Now, like a lot of little kids, I used to love decapitating chocolate rabbits. But I have grown up, matured, and discovered more mature things for mature adults.
Pictured: More mature.
As for the recipe, someone brought this to a potluck at the end of a class. For all the jokes about how weird art students tend to be (most of them tolerably near the truth), when it comes to bringing food, only international student associations have better spreads.
When a recipe starts out like this, you know the Heart Attack Harpy will be waiting.
These days, I make this when I'm invited last-minute to a potluck. Or, as happens more often, I get invited ahead of time, know I should bring something, but feel really lazy. If you bring it somewhere, put it in a cheap container you don't mind not seeing again- that way if someone asks for the leftovers you can just let them have it. This time, I'm making this because my brother's wedding was this week and that zapped a lot of my free time away hand-binding a guestbook, dodging being dragged in as a pianist or photographer... Anyway, I wanted dessert.

Lemon juice... sorta mixed in. At this point I called it stirred enough.
Making the guestbook was a lot of fun, actually. I loved picking out the fancy papers to use for the pages- and I got some absolutely beautiful swirly paper to glue to the outside cover. Then I realized I didn't have glue so I begged at my neighbor who's an architecture student (read: keeps having to glue together balsa or cardboard models) in the middle of the night.
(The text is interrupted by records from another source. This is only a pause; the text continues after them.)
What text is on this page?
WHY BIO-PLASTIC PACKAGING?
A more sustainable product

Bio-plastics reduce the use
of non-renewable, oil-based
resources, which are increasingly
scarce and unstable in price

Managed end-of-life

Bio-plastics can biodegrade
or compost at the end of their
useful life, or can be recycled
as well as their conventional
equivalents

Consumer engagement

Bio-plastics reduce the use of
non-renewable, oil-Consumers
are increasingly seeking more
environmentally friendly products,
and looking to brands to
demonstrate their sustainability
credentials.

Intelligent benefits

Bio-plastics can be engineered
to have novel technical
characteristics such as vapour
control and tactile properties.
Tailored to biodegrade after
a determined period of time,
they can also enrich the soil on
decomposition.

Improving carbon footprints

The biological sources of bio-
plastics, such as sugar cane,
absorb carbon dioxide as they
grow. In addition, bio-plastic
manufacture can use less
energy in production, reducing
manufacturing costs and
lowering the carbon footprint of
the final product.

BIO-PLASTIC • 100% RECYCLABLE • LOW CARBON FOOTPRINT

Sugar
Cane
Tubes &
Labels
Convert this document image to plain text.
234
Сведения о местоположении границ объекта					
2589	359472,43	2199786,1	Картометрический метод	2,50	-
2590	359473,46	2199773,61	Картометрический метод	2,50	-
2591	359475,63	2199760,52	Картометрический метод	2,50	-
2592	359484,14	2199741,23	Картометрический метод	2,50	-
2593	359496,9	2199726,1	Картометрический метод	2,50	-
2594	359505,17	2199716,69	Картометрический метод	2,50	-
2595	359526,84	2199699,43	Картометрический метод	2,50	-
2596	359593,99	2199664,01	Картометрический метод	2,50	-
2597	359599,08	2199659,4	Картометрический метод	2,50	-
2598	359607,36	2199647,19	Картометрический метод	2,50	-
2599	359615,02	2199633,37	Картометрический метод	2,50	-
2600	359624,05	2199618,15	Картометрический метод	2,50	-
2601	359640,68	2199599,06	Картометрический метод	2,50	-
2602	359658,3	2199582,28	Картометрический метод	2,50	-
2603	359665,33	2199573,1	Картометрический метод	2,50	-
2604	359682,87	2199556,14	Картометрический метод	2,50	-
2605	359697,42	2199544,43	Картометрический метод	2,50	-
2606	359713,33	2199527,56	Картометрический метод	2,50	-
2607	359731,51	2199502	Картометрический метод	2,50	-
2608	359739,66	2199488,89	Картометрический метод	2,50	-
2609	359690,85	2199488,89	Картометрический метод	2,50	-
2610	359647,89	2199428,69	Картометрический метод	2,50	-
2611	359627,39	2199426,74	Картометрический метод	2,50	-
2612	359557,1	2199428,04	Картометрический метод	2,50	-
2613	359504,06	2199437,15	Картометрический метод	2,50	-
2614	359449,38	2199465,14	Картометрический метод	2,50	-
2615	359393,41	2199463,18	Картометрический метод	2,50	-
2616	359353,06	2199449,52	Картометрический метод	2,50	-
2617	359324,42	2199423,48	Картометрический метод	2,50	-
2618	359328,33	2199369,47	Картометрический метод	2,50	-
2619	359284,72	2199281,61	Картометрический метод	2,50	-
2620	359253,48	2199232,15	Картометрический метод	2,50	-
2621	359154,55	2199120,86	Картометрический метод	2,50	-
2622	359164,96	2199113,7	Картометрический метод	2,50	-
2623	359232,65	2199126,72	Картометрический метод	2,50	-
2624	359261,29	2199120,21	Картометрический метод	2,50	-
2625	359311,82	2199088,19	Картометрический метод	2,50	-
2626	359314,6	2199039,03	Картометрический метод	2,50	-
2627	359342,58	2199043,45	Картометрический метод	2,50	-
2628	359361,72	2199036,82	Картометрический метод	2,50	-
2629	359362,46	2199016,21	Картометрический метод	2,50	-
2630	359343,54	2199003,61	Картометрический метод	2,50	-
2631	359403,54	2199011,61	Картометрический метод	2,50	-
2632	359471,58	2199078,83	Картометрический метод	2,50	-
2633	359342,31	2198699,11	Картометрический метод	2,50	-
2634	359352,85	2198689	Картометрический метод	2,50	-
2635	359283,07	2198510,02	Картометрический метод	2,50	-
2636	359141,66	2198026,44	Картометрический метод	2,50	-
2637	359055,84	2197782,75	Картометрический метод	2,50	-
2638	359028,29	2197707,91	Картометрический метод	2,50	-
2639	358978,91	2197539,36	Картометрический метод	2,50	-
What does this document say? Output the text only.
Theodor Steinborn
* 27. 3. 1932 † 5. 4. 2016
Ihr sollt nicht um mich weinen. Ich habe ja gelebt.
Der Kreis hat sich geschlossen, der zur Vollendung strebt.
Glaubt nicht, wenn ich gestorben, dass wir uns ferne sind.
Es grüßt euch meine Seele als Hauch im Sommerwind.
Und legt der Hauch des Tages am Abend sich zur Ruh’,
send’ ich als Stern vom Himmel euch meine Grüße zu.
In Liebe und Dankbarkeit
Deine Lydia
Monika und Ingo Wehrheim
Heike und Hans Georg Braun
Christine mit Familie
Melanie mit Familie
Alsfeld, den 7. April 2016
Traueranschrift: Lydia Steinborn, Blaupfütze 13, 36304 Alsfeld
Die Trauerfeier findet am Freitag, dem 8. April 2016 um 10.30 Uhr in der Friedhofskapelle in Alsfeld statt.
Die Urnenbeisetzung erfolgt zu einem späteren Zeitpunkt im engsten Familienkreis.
Just a little powdered sugar at first; that way it all mixes in. If you add it all at once it just sort of lumps up.
I even put a photograph of them in a little frame and had a friend who does calligraphy write their names and the wedding date on it. At first, I'd just thought "People love this hand-lettered stuff," but a lot of guestbook signers were really glad to see their names correctly spelled right on the inside cover.


Now just beat the crap out of it until it's nice and smooth.
As for the day itself...
Even your sweetest relatives turn vicious when there's a wedding on the line.
Now start adding more powdered sugar until it's as sweet as you like.


And now it's all mixed and taste-tested.

It was actually really nice once the ceremony was over. I could talk to everyone without being put on the spot or dragged around to be photographed just because I happen to be related to the guy getting married. It was nice to see my cousins again, and also some now near-unrecognizable people who'd been really close friends when we were little. I was mildly confused when they wanted our two families photographed together- it was like they wanted to pretend we were as close as ever when I hadn't seen any of them in person since 2002.

Now add one ground rabbit.

Looks like bean dip, tastes so good you'd definitely believe it's bad for you.


Anyway, I promised reaction shots, and here they are!
Too impatient to wait for me to go upstairs and fetch the graham crackers which I'd forgotten.
First bite, and...
"I think I'm going to cry."
There you have it, folks! I can't promise tears of joy when you're not making this at 3AM, but it is so good!